IoT Security, Privacy Standards: U.S., European Policy Emerges From USACM, EUACM
Beyond the statement’s specifics (we’ll get to that in a moment), the underlying thinking is interesting: Policies and technologies to tackle the IoT’s privacy and security challenges must complement but not impede its advancement.
In other words, let’s not stall the car while we make sure the roads are safe–the two must support one another. That may sound simple enough but actually it’s not. The number and variety of IoT stakeholders is significant–including government officials, academia, industry, nonprofits, technical experts, and consumer advocates—and you know what’s said about too many cooks in the kitchen.
The bottom line, said the agencies, is that the stakeholders must work with one another and coordinate their efforts across borders. The agencies also suggested that cementing in consumers’ minds that the IoT is safe and their privacy will be protected must be factored in when framing policies.
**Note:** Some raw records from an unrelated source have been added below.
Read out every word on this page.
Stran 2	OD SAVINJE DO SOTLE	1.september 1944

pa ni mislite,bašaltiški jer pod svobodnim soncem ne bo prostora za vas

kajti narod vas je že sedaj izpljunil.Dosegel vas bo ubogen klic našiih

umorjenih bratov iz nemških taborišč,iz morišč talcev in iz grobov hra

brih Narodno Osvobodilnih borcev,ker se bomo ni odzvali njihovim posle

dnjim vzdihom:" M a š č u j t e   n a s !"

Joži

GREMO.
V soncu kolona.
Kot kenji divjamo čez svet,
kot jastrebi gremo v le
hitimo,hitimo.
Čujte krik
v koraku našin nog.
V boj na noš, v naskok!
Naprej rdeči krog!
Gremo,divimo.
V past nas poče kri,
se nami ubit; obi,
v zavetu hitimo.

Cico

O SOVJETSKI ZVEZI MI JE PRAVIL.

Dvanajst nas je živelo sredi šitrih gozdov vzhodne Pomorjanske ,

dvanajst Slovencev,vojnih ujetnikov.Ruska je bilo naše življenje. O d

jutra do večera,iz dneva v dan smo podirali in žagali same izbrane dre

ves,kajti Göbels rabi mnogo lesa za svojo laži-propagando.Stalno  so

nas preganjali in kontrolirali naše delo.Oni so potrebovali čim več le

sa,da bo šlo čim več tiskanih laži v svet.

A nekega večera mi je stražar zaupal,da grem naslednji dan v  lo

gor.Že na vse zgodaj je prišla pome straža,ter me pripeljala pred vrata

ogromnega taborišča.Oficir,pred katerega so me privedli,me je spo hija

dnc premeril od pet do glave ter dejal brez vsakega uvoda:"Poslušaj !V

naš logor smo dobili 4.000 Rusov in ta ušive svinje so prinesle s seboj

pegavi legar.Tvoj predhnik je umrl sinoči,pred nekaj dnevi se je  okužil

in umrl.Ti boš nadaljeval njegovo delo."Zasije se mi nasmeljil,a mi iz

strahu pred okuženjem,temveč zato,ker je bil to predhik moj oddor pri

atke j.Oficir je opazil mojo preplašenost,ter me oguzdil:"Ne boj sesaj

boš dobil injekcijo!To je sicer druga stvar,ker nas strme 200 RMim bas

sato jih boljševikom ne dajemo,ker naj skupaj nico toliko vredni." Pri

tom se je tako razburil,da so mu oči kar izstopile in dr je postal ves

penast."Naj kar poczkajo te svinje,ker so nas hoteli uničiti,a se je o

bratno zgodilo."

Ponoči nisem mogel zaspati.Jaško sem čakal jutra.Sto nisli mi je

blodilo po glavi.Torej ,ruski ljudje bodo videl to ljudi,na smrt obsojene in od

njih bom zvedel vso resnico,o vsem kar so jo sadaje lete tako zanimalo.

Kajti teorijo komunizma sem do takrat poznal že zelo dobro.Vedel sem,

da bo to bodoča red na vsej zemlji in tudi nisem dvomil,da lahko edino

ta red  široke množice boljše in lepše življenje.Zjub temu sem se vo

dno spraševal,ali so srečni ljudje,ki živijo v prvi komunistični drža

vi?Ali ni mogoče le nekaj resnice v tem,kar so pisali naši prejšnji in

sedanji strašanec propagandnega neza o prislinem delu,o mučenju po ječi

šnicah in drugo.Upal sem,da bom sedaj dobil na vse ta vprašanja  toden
IoT Security and Privacy Policies: The Highlights
You can read the two-page document here. Otherwise, the high notes are these:
- Support privacy and security throughout the IoT device lifecycle, including continuous, reliable device operation and regular patches, upgrades and software updates.
- Develop new technologies to support IoT privacy and security, such as flexible access control and advances in cryptography and encryption.
- Protect consumer data by addressing data ownership, building consumer awareness about privacy and data sources and protecting data integrity.
- Foster cooperation among stakeholders through promoting an interdisciplinary approach to trust and encouraging coordinated efforts among stakeholders.
IoT Security Policies: Deja Vu?
It’s hard to say if it’s coincidence or telling that two IoT security and privacy position statements have been released nearly side-by-side within two weeks of one another. In the earlier instance, three semiconductor companies and the European Union (EU) Agency for Network and Information Security (ENISA) offered up their jointly-developed ideas on IoT cybersecurity and privacy.
The silicon collaborators–namely, Infineon, STMicroelectronics and NXP–produced a five-page document that detailed a roadmap of suggestions and challenges for EU cybersecurity policy makers, suppliers and partners. To a degree, their positions were fueled by what they observed to be the market’s failure to produce cost effective, workable security and privacy solutions.
The USACM and EUACM made no such mention of market forces, instead preferring to confine themselves to overriding policy statements.